After the birth of her first child, Bailey-Davis took a year off before going to Penn State where PANA was housed. “I was their operations director,” she said. “I was in charge of evaluation, nutrition programming, and I was a grant writer.”

By 2012, Bailey-Davis had received more than $10 million in grants either as a principal investigator (PI) or co-PI, much of it competitively awarded, with funding coming from the CDC, NIH, Robert Wood Johnson, and the USDA, all of it focused on nutrition.

Given all the programs, initiatives, and efforts to educate and raise awareness, especially in the area of childhood obesity, Bailey-Davis admitted, “It can be hard when the trends are going upwards. We’re pleased whenever we’re able to find something that’s meaningful to help explain the epidemic and move the needle in the opposite direction.”
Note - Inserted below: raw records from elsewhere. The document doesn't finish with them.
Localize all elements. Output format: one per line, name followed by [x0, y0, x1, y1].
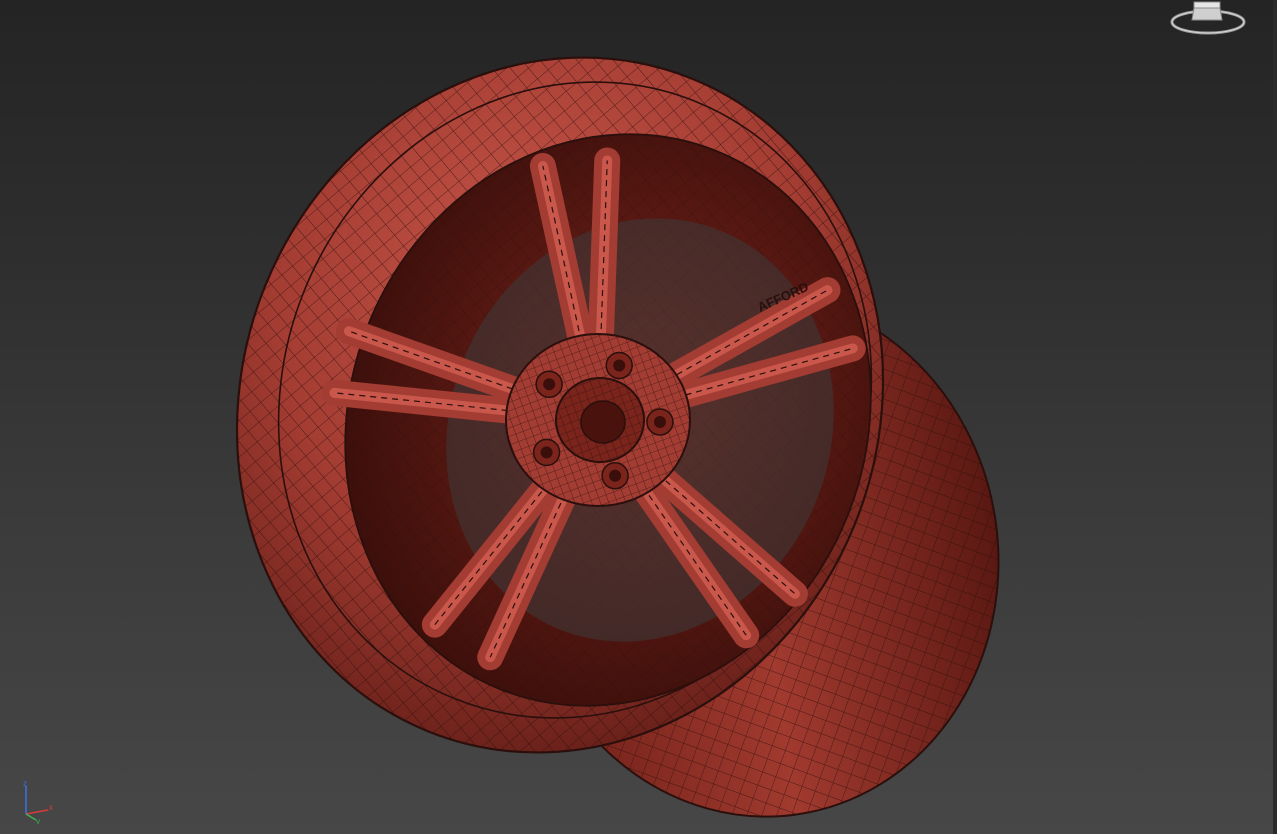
lug-nut-hole — [613, 359, 626, 372]
wheel-rim-model[interactable]: AFFORD — [0, 0, 1277, 834]
y-axis-label: y — [36, 817, 40, 824]
lug-nut-hole — [609, 469, 622, 482]
viewport-right-border — [1273, 0, 1277, 834]
x-axis-label: x — [49, 803, 53, 812]
viewcube-icon[interactable] — [1167, 0, 1249, 44]
z-axis-label: z — [23, 780, 27, 788]
y-axis — [25, 813, 37, 821]
x-axis — [25, 809, 49, 815]
axis-tripod-icon: z x y — [14, 779, 58, 826]
lug-nut-hole — [540, 446, 553, 459]
3d-viewport[interactable]: AFFORD z x y — [0, 0, 1277, 834]
lug-nut-hole — [653, 416, 666, 429]
lug-nut-hole — [543, 378, 556, 391]
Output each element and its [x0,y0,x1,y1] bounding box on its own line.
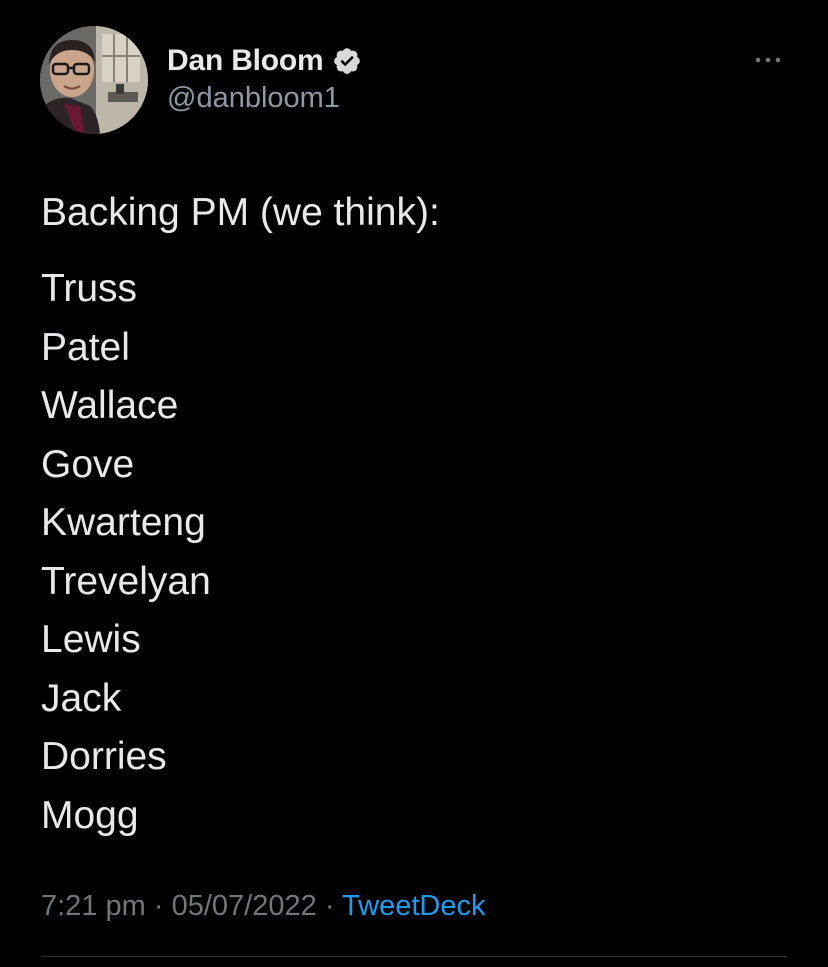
list-item: Dorries [41,735,167,778]
tweet-detail: Dan Bloom @danbloom1 Backing PM (we thin… [0,0,828,967]
list-item: Trevelyan [41,559,211,603]
divider [41,956,787,957]
list-item: Kwarteng [41,501,206,544]
list-item: Jack [41,676,122,720]
profile-photo-icon [40,26,148,134]
list-item: Lewis [41,618,141,661]
tweet-metadata: 7:21 pm · 05/07/2022 · TweetDeck [41,890,485,923]
tweet-date[interactable]: 05/07/2022 [172,890,317,922]
tweet-text: Backing PM (we think): Truss Patel Walla… [41,184,440,845]
meta-separator: · [153,890,164,922]
verified-badge-icon [332,46,362,76]
author-handle[interactable]: @danbloom1 [167,82,362,115]
list-item: Wallace [41,384,179,427]
list-item: Patel [41,325,130,369]
names-list: Truss Patel Wallace Gove Kwarteng Trevel… [41,260,440,845]
author-name-row: Dan Bloom [167,42,362,80]
display-name[interactable]: Dan Bloom [167,44,324,78]
tweet-time[interactable]: 7:21 pm [41,890,146,922]
avatar[interactable] [40,26,148,134]
source-link[interactable]: TweetDeck [342,890,485,922]
meta-separator: · [324,890,335,922]
list-item: Gove [41,442,135,486]
more-options-icon[interactable] [752,50,784,70]
tweet-lead-line: Backing PM (we think): [41,191,440,234]
list-item: Mogg [41,793,139,837]
list-item: Truss [41,267,138,310]
author-info[interactable]: Dan Bloom @danbloom1 [167,42,362,115]
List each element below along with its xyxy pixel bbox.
Though Bailey-Davis had long suspected that there were disparities that needed addressing when it came to children living in the most rural areas of the state, “It took so many years of surveillance data to demonstrate it,” she said. “Folks living in those areas are getting some attention now, and I feel good about that. But many things need to change. The messages they’re getting are not practical.”

Bailey-Davis pointed out that people living in remote communities are driving long distances to big box stores to purchase processed food. “It’s impossible for nutrition education to make a difference,” she said, “unless healthy choices are available and affordable.”

One of the ways Bailey-Davis sees solutions emerging is by “thinking about who the audience is in public health nutrition, what the best message is, and realizing that policy makers and industry absolutely need to be an audience.”

Bailey-Davis said, “I love this work, and I keep trying to move the needle in some small way, but I think it’s going to take a more grass-roots type of effort.

“Helping people think about food, raising consciousness is so important,” she added. “We need many more Immaculata nutritionists working on this so that complex solutions remain possible.”